Turning your Porsche’s steering wheel shouldn’t be something to get you thinking about your car’s condition. This sounds like something all car owners have always known or rather assumed to be a norm. Unfortunately, it isn’t. Truth is, turning your Porsche’s steering wheel shouldn’t cause strange or unusual noise. The act should help you direct your car in the direction you wish to turn to. Keep in mind though that as this happens, there are several other parts that get affected by physical stress as the car turns. So if by any chance you hear a creaking sound as the car turns, know for sure there’s a problem somewhere. Have the car inspected before the minor creaking sound gets louder or it gets accompanied by a groaning sound from the hood. Read on to learn more about what causes the creaking sound.
How The System Works
Porsche models feature complex yet efficient steering and suspension systems. The system is interconnected. This means turning the steering wheel will create a ripple like effect in the whole system. The wheel, once turned, will engage the power steering rack which always requires the belt and the pump to be stellar condition. The system must also have enough fluid. Suspension struts must also be in good condition because they take additional stress each time the car turns. There are so many other parts too that make it possible for your Porsche to turn. They include ball joints, wheel bearings and even the CV joint. In a nut shell, all these joints must be able to support your Porsche’s weight as it moves in different ways. This means too that the suspension system must be well lubricated.

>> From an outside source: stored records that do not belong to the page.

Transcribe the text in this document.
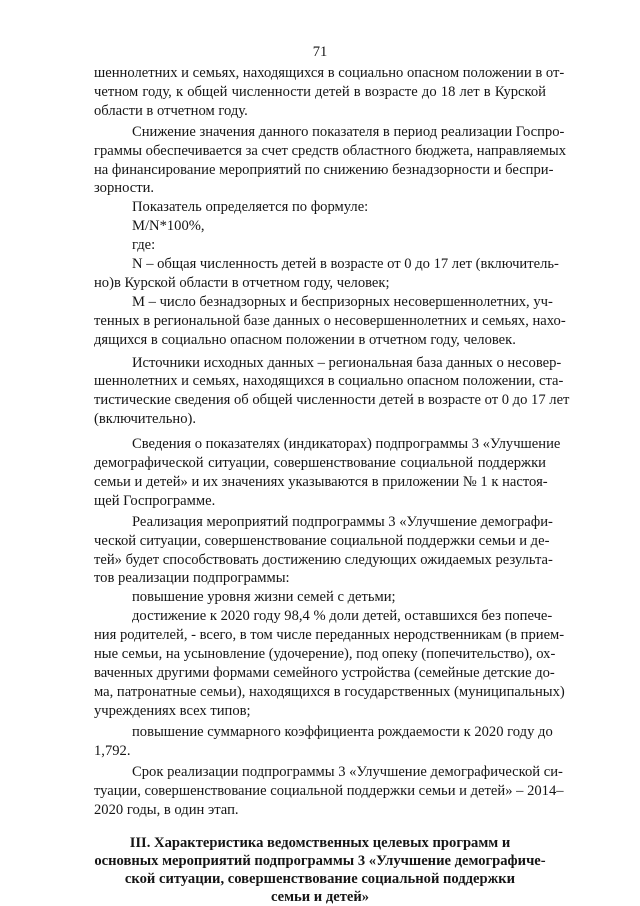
71
шеннолетних и семьях, находящихся в социально опасном положении в от-
четном году, к общей численности детей в возрасте до 18 лет в Курской
области в отчетном году.
Снижение значения данного показателя в период реализации Госпро-
граммы обеспечивается за счет средств областного бюджета, направляемых
на финансирование мероприятий по снижению безнадзорности и беспри-
зорности.
Показатель определяется по формуле:
M/N*100%,
где:
N – общая численность детей в возрасте от 0 до 17 лет (включитель-
но)в Курской области в отчетном году, человек;
М – число безнадзорных и беспризорных несовершеннолетних, уч-
тенных в региональной базе данных о несовершеннолетних и семьях, нахо-
дящихся в социально опасном положении в отчетном году, человек.
Источники исходных данных – региональная база данных о несовер-
шеннолетних и семьях, находящихся в социально опасном положении, ста-
тистические сведения об общей численности детей в возрасте от 0 до 17 лет
(включительно).
Сведения о показателях (индикаторах) подпрограммы 3 «Улучшение
демографической ситуации, совершенствование социальной поддержки
семьи и детей» и их значениях указываются в приложении № 1 к настоя-
щей Госпрограмме.
Реализация мероприятий подпрограммы 3 «Улучшение демографи-
ческой ситуации, совершенствование социальной поддержки семьи и де-
тей» будет способствовать достижению следующих ожидаемых результа-
тов реализации подпрограммы:
повышение уровня жизни семей с детьми;
достижение к 2020 году 98,4 % доли детей, оставшихся без попече-
ния родителей, - всего, в том числе переданных неродственникам (в прием-
ные семьи, на усыновление (удочерение), под опеку (попечительство), ох-
ваченных другими формами семейного устройства (семейные детские до-
ма, патронатные семьи), находящихся в государственных (муниципальных)
учреждениях всех типов;
повышение суммарного коэффициента рождаемости к 2020 году до
1,792.
Срок реализации подпрограммы 3 «Улучшение демографической си-
туации, совершенствование социальной поддержки семьи и детей» – 2014–
2020 годы, в один этап.
III. Характеристика ведомственных целевых программ и
основных мероприятий подпрограммы 3 «Улучшение демографиче-
ской ситуации, совершенствование социальной поддержки
семьи и детей»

Worn Out Shocks And Struts
Your Porsche’s struts and shocks are most likely gas filled. There are Porsche models though that use other types of shocks and struts. For the gas filled type, be keen on any kind of fluid dripping from the side especially on the front shocks. This is often an indication that the shocks have blown and need to be replaced. Your car may also feel bouncy and loose each time you drive over bumps, or as you take turns mostly on rough terrains.
Dry Jounce Bushing
Right at the top of the front strut is where the dry jounce busing is found. It always causes a groaning or creaking sound anytime it becomes dry. The problem often looks minor at first. Have the component repaired as soon as you can as it can easily worsen.
Damaged or Dry Suspension Bushings
With time, bushings wear out. Eventually, they succumb to wear and tear and crack. There isn’t much you can do about this. The creaking or groaning sound will keep on getting louder until you replace the dry or damaged bushings.
Worn Ball Joints
They play a key role in steering your car. They allow not just steering knuckles but also control arms to adjust movement. To ensure they work well, lubricate them at least once or twice every month depending on how often you drive. You’ll hear creaking sound each time the worn ball joints run out of grease.